The chief of staff for the Western joint task force carrying out the strikes confirmed Wednesday that the coalition has targeted pro-Gaddafi forces attacking Misurata with tanks, artillery and rocket launchers. But he declined to provide details of the strikes and said the regime forces are not yet standing down. As a result, he said, coalition strikes “will continue.”
In Tripoli, several loud explosions followed by bursts of antiaircraft fire were heard late Wednesday, the fifth consecutive night of airstrikes against the capital.
In eastern Libya, rebels continued to battle Gaddafi’s forces for control of the strategic city of Ajdabiya, which was captured by the loyalists last week during an offensive against the rebel capital of Benghazi, Libya’s second-largest city. The initial strikes by Western coalition forces enforcing a U.N. no-fly zone forced Gaddafi’s forces to retreat from Benghazi, but the loyalists have remained entrenched in Ajdabiya about 100 miles to the south.
Fierce fighting was also reported in Zintan, a small town about 100 miles southwest of Tripoli that has been under siege by loyalist forces armed with tanks, artillery and rockets.
The most dire humanitarian situation appeared to be unfolding in Misurata, Libya’s third-largest city about 130 miles east of Tripoli, where coalition warplanes struck Libyan tank positions on the city’s outskirts early Wednesday.

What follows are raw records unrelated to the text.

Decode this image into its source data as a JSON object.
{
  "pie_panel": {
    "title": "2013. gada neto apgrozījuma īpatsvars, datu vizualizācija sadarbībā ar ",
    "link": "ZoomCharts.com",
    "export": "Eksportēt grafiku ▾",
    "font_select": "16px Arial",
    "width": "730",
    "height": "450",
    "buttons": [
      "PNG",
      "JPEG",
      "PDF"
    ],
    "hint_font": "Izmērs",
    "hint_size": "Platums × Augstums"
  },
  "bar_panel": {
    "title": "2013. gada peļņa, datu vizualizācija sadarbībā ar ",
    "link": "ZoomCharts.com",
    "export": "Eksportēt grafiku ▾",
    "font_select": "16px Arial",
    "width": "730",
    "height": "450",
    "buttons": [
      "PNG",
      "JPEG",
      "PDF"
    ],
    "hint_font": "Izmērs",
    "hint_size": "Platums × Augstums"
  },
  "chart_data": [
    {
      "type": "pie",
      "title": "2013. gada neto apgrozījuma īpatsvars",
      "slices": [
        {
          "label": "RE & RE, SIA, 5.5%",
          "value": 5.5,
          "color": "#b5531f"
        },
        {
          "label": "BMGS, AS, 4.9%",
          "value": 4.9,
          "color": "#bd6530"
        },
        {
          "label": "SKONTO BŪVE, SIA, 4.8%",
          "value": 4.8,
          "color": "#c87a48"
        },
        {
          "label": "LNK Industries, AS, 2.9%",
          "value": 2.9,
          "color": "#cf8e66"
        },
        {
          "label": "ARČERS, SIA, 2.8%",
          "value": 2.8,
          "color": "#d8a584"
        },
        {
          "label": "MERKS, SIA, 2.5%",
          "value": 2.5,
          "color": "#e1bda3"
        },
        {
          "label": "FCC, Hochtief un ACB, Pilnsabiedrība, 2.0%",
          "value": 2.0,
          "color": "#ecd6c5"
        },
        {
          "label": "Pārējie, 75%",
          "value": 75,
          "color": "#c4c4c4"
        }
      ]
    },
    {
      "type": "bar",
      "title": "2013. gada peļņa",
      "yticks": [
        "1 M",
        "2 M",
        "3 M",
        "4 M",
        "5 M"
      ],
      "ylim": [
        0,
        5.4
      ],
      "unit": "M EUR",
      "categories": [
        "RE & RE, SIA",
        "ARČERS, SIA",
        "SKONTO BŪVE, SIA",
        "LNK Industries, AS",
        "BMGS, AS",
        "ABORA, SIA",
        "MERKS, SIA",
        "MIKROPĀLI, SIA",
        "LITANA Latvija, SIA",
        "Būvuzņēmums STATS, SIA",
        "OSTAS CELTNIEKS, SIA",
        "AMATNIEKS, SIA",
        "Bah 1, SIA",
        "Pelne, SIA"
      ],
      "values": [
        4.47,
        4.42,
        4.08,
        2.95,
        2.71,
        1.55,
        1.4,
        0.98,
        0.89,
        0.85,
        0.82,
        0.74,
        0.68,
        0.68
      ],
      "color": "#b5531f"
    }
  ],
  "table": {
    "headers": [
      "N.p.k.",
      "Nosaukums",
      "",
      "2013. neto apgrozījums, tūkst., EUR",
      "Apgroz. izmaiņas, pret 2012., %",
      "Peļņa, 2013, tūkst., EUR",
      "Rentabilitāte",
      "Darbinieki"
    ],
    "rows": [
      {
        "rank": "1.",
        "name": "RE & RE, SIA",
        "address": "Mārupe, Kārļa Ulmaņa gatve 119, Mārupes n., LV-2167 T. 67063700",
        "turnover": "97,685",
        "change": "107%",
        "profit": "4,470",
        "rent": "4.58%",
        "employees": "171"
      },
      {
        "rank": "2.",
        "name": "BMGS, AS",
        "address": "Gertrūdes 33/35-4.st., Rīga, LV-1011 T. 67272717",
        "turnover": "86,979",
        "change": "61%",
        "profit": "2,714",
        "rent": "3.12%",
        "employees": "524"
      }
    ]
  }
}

The attacks brought a temporary respite from the fierce fighting that had raged for the previous six days as Libyan forces attempted to retake the town from rebels who have controlled it for the past month.
Loyalist tanks resumed their bombardment of the city Wednesday night after a daylong lull. Following the pre-dawn airstrikes, the tanks retreated from the city center, although a sniper continued to terrorize residents, killing at least four, according to a doctor in the Misurata’s hospital.
But after nightfall, the tanks returned and began indiscriminately shelling the city center, including the area around the hospital, said the doctor, who spoke by telephone on condition of anonymity because he fears being targeted by Libyan forces.
“They are shelling everywhere,” he said. One shell landed near the hospital, he said, and two people were hurt.
The doctor said conditions at the hospital were critical, with patients being treated on the floor and all medical supplies and medicines in short supply. The hospital has a generator, but fuel is running low and water supplies have been cut off, he said.